The Silence Between Worlds
The air within the abyss had changed.
It was heavier. Denser. Not with pressure, but presence.
The entity that now stood beside Oscar had no formal title. It needed none. Its mere existence bent the laws of reality around it. Every footstep it took echoed not with sound, but memory of wars long lost, civilizations crumbled, gods dethroned.
Oscar named it only once in his heart.
Then he locked the name away.
Darius approached cautiously, his voice tense. "You've summoned a... primordial."
"Not summoned," Oscar corrected. "Freed."
Selene crossed her arms, standing on the overlook that surveyed the core of the Dungeon Realm. "We should be afraid, shouldn't we?"
"You should," the entity said, its voice like a thought pressed into flesh.
Oscar stared into the void surrounding it. There was no malice. No rage. Just cold, detached purpose.
"I need you to help me forge a gate," Oscar said.
"A gate into what?"
Oscar's eyes gleamed.
"Into the realm where gods sleep."
Selene spun to face him. "You're not serious"
"I'm very serious."
"The Divine Seal isn't just a legend," Darius added. "The last one who tried to break it was erased from time. Entire kingdoms forgot he even existed."

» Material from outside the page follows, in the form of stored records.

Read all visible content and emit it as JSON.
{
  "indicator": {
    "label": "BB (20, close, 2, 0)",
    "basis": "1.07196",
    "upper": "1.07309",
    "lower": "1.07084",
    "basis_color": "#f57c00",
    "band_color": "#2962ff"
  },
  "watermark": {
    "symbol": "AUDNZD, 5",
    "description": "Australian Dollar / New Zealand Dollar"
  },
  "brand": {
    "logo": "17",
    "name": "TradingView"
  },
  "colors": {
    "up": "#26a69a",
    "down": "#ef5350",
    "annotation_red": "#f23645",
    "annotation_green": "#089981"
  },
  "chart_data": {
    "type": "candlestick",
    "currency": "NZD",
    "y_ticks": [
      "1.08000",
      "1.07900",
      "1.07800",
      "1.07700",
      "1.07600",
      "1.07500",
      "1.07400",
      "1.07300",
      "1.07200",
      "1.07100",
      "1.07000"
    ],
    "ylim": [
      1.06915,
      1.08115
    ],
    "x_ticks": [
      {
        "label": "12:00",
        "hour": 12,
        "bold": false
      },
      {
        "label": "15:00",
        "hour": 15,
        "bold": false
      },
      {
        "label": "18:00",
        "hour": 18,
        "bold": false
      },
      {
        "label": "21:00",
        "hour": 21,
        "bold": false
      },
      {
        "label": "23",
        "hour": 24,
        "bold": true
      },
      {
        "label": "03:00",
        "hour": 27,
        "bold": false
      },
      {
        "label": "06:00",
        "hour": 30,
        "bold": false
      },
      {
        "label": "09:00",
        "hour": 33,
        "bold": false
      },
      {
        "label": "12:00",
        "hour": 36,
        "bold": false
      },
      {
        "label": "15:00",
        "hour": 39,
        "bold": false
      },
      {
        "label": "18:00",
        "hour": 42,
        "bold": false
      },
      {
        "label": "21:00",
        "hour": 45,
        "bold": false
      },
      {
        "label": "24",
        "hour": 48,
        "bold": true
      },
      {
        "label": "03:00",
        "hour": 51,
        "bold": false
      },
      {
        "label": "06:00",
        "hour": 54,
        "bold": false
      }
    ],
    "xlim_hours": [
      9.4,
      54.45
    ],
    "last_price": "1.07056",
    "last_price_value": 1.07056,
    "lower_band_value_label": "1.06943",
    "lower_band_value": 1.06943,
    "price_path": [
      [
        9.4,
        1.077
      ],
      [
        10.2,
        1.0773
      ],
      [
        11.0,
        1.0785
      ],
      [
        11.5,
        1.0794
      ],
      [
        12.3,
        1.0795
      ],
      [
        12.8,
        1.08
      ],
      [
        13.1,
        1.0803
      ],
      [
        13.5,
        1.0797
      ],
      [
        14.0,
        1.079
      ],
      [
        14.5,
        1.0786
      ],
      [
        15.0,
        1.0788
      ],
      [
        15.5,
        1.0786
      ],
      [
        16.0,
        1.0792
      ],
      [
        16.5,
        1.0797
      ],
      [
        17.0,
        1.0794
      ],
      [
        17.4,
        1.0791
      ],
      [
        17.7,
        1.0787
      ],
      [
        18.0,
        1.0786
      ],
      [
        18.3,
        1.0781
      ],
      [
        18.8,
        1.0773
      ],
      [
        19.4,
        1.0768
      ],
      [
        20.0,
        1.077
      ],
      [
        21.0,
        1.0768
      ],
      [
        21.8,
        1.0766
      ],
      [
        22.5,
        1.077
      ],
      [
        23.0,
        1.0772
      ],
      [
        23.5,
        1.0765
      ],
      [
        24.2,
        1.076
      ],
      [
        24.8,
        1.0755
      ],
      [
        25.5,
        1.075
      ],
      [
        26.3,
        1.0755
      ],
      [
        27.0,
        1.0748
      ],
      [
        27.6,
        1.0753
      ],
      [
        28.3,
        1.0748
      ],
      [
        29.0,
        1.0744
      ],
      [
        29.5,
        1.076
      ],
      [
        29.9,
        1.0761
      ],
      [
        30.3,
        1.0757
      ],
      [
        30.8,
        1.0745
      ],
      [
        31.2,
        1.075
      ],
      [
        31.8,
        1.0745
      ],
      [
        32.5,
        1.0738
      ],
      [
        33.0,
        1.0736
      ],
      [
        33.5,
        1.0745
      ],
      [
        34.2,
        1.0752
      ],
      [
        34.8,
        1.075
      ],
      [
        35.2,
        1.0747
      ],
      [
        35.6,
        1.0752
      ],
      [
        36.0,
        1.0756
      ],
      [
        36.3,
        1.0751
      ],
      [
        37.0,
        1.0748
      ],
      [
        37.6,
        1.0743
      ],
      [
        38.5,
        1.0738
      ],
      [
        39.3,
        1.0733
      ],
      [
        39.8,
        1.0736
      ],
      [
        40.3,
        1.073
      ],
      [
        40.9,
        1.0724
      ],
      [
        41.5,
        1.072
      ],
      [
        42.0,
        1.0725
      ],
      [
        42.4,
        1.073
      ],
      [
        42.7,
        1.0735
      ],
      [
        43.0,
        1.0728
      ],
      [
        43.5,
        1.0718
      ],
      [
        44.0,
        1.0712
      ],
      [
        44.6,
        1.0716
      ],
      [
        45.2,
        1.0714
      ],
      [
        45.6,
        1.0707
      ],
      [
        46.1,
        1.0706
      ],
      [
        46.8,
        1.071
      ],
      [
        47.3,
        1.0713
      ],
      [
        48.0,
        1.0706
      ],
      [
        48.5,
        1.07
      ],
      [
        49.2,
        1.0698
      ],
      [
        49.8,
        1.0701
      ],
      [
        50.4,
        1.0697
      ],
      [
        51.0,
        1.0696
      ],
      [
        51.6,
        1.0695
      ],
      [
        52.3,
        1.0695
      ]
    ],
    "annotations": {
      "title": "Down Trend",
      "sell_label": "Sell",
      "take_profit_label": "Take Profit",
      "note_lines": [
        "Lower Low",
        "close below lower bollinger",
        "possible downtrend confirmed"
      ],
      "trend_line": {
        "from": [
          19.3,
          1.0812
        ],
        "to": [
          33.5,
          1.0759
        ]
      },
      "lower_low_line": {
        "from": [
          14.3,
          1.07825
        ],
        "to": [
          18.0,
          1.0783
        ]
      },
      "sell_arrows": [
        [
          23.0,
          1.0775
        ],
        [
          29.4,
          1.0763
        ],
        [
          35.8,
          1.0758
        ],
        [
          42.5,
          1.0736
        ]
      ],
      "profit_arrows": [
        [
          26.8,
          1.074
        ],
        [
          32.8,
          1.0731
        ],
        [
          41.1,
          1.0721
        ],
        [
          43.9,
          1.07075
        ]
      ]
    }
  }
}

Oscar turned, his cloak of shifting shadows trailing behind him as he descended the black stairs of the throne dais.
"I don't need to break the seal," he said. "I just need to bypass it."
The entity tilted its head.
"You seek the Interstice."
Oscar paused.
"What do you know about it?"
"It is the place between places. The cradle of divine thought. The fracture in reality's mirror."
Selene frowned. "You mean the realm between realms? I thought it was myth. A space that exists when a world dies and another is born."
"It is real," the entity confirmed. "And very dangerous. But it is the only way to strike at gods without stepping into their domain."
Oscar smiled. "Then that's where we'll strike from."
Elsewhere – Divine Spire, Seat of the Twelve
The Archon of Light sat in silent meditation atop the Celestial Pillar, his soul threaded into the currents of divine awareness. But today, something was wrong.
The threads frayed.
One snapped.
He opened his eyes, golden irises narrowing.
"Who has spoken the name?" he asked, his voice sending ripples through the hall of glass and flame.
A dozen angels stepped forward, wings tight with tension.
"No mortal was meant to remember it."
The Archon rose, his divine armor gleaming.
"And yet he remembers. Worse, he understands it."
They all turned toward the heavens.
A red tear had formed across the sky. Small. Harmless.
For now.
Back in the Abyss
Oscar stood before a massive forge, the entity's hands shaping the essence of forgotten truths into a circular frame. It shimmered like mercury and shadows, humming with tension.
"The Interstice only accepts that which does not belong," the entity said.
Oscar nodded. "And we've never belonged."
With Selene's arcane focus and Darius's blood-forged command runes, the gateway began to take form. Chains of unspoken time wrapped around the sigils. The floor cracked beneath it. The air buzzed with friction between timelines.
Oscar raised his hand.
"Open it."
The entity obeyed.
With a single gesture, reality split not like paper torn, but like glass struck. A hole opened.
And beyond it…
Nothing.
And yet, everything.
A realm of silence, endless and consuming, where no gods ruled and no mortals dreamed. The Interstice.
Oscar stepped forward and whispered to his generals:
"This is where the war begins anew. This is where we will unmake divinity."